In this economy the most pressing business imperative is customer loyalty. You better be thinking hard about how you are going to retain your customers over the next two years (even if you lose some real money doing it).

by Robert Fabricant, Executive Creative Director, frog design

"I had lunch with my kids at our local Middle Eastern restaurant in Park Slope, Brooklyn, yesterday. It has been there for a long time in a neighborhood that has exploded with cool cafes. The smell of warm pitas, fresh from the oven, practically brought my kids to tears. This place is getting more and more attractive to me these days. They provide good, cheap, fresh food – I can stuff the whole family for less than $30. But that's not all: at the end of the meal they always bring out some free honey semolina cake along with the check (they divide one standard portion into four little cubes for us). What a wonderful bonus...or maybe not. I would argue in this economy that cake is a critical element of their survival strategy. My neighborhood is flush with tasty restaurants competing for my shrinking budget. They all better be thinking of new ways to delight me.

In this economy the most pressing business imperative is customer loyalty. You better be thinking hard about how you are going to retain your customers over the next two years (even if you lose some real money doing it). I am paying close attention to the businesses that get this. The ones that are working extra hard to recognize regular visitors like me, even if I rarely buy (and never at full price). My presence in the store alone has rising business value these days.

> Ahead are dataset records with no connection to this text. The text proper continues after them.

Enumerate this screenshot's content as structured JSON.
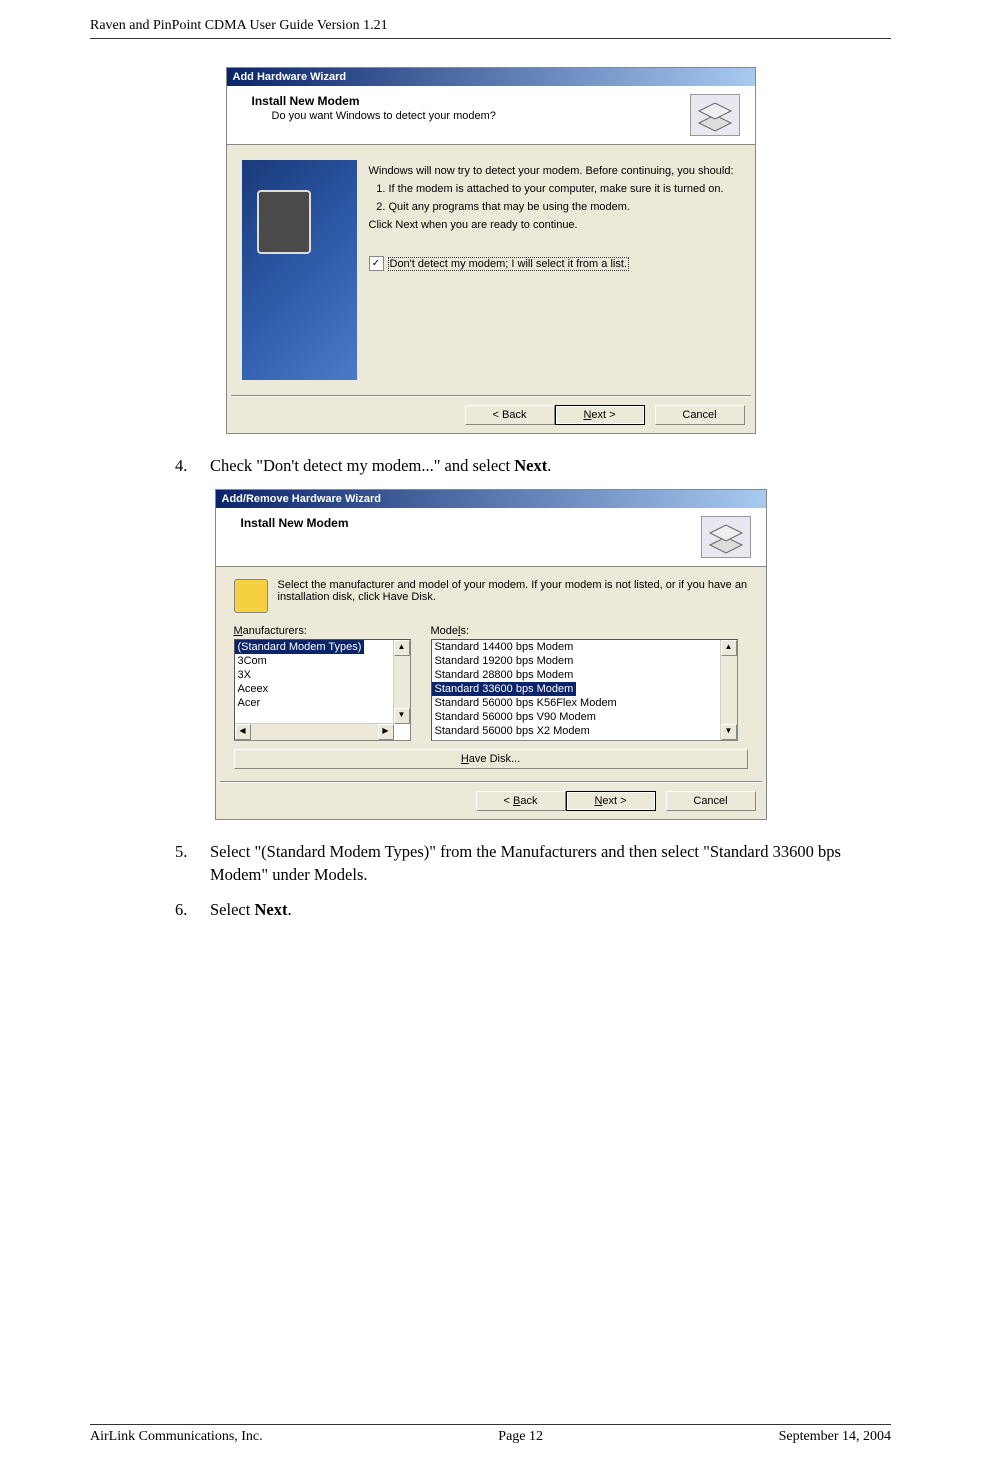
{
  "header": "Raven and PinPoint CDMA User Guide Version 1.21",
  "wizard1": {
    "title": "Add Hardware Wizard",
    "heading": "Install New Modem",
    "subheading": "Do you want Windows to detect your modem?",
    "bodyTop": "Windows will now try to detect your modem.  Before continuing, you should:",
    "list1": "If the modem is attached to your computer, make sure it is turned on.",
    "list2": "Quit any programs that may be using the modem.",
    "bodyBottom": "Click Next when you are ready to continue.",
    "checkboxLabel": "Don't detect my modem; I will select it from a list.",
    "buttons": {
      "back": "< Back",
      "next": "Next >",
      "cancel": "Cancel"
    }
  },
  "step4": {
    "num": "4.",
    "text_a": "Check \"Don't detect my modem...\" and select ",
    "text_b": "Next",
    "text_c": "."
  },
  "wizard2": {
    "title": "Add/Remove Hardware Wizard",
    "heading": "Install New Modem",
    "desc": "Select the manufacturer and model of your modem. If your modem is not listed, or if you have an installation disk, click Have Disk.",
    "mfrLabel": "Manufacturers:",
    "modelsLabel": "Models:",
    "manufacturers": [
      "(Standard Modem Types)",
      "3Com",
      "3X",
      "Aceex",
      "Acer"
    ],
    "models": [
      "Standard 14400 bps Modem",
      "Standard 19200 bps Modem",
      "Standard 28800 bps Modem",
      "Standard 33600 bps Modem",
      "Standard 56000 bps K56Flex Modem",
      "Standard 56000 bps V90 Modem",
      "Standard 56000 bps X2 Modem"
    ],
    "haveDisk": "Have Disk...",
    "buttons": {
      "back": "< Back",
      "next": "Next >",
      "cancel": "Cancel"
    }
  },
  "step5": {
    "num": "5.",
    "text": "Select \"(Standard Modem Types)\" from the Manufacturers and then select \"Standard 33600 bps Modem\" under Models."
  },
  "step6": {
    "num": "6.",
    "text_a": "Select ",
    "text_b": "Next",
    "text_c": "."
  },
  "footer": {
    "left": "AirLink Communications, Inc.",
    "center": "Page 12",
    "right": "September 14, 2004"
  }
}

This is the great challenge of the Google economy in a recession - we all know how much our eyeballs are worth. If you are willing to pay $$ for me to see a tiny advertisement alongside a set of search results - how much is my visit to your store worth? If I pay you for your products or services then you should pay me for my time and attention - right? And this doesn't even begin to recognize the business value you realize from me wearing your stuff or driving your car. Think about all the extra 'eyeballs' I am reaching. (For two interesting takes on this check out these posts by Rob Walker and Jan Chipchase). 

This is the paradox facing every business today and it will be a huge area of innovation over the next two years. You can read it in the paper every day. Here are two recent articles that ran in the New York Times Business section on the same day, one on Starbucks and the other on the hotel business and how they are adopting game technologies. As a design firm we are always looking for new ways to engage and inspire people. It starts with talking to your customers and observing what they do. Trying to identify fresh opportunities to delight them. Some of the best ideas may have little do with your core products and services.  Look at the auto industry: one of their biggest challenges is that I have NO reason to visit a dealership unless I want to buy a car.

Every business today should take a fresh look at the context surrounding their customer interactions. The goal is to identify the highest value, least expensive way to delight them. Here are some guidelines:

1. Make sure it is something that your customers encounter regularly (not something reserved for special occasions).
2. Make sure that it will be visible to others.
3. Make sure it is available to non-customers.

Businesses that survive will get very good at identifying the cheapest service that has the most impact in this area. But they won't stop there –  they will keep on innovating and trying new things to stay ahead in this game. These skills are not just crucial to their immediate survival but will position them to thrive in the future. The good news is that more and more customers are sharing their stories about these recession-era delights. So please send me yours. If I had any money left to start a new stock portfolio this is how I would do my research."